I mean, they (West Africa) are still in the first wave, but let's say it really does get serious and find that it is much worse than anticipated and it is having this really bad impact, then yes, that could disrupt supplies. So, all those things together are the bullish scenario and you could see prices rise. But I would say that set against that, which is much more concern for me, is global demand/consumption. It's just not there. And if anything, it's just going to get weaker. You know when people lose their jobs on a large scale, cocoa consumption goes down. It's just as simple as that.
I mean, we might go into this bizarre situation where cocoa companies start putting in more cocoa in chocolate, just to use it up! You might find chocolate that used to have 4% cocoa will go up to 8% or something like that. It certainly might be the case that if prices go down to a certain level the smart cocoa companies will buy and stock up. But you can only stock up so far.

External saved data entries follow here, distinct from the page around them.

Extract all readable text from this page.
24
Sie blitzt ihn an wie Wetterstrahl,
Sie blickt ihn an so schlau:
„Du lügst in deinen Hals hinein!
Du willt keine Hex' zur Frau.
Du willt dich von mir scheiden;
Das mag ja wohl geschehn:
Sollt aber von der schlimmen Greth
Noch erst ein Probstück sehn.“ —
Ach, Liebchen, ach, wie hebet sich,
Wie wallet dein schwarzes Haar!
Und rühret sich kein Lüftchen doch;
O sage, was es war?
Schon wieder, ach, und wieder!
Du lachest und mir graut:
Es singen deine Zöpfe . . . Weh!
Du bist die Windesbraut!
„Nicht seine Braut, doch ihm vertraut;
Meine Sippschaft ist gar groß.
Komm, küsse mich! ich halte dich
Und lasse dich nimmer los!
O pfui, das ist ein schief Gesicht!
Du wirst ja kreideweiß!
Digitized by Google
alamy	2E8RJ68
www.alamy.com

So, for me, overall. My perspective for the second half of the year: Cocoa prices are unlikely to strengthen much more to where they are now with the possibility that they could fall quite a bit from where they are.
I would certainly expect some jitteriness with prices, let's say up until the end of October with the elections. You could see some spikes. But certainly, looking at the trend. I think we can expect to see price weakness for the second half of the year.
Q: So, the 2020/21 cocoa season, are we saying it's going to be bleak?
Well, the run up to the main 2020/21 crop is certainly looking good. There is no evidence I have come across yet that it had been severely disrupted by Covid. I haven't heard any concerns here from the perspective of weather or inputs. But the big risk still remains if there is a major dispute in Ivory Coast over the election, whatever the outcome is there. That could cause severe disruption. And even if it doesn't disrupt cocoa that much it could be enough to cause market jitters to push up the prices. But obviously if Covid were to take a serious grip on the population and force real serious lockdown measures, again that could really disrupt the supply and harvesting of cocoa.
But I think the overwhelming concern going into the 2020/21 season is global demand which is going to be weak. It's certainly not growing like it was before. It's going to be flat; it could even be falling slightly. And that is not good for cocoa prices.
What that basically means is that we have generally quite a good level of production of cocoa, OK functioning cocoa system, but now we're entering the crunch point. In the second half of this year there's a lot of chickens that are going to come home to roost.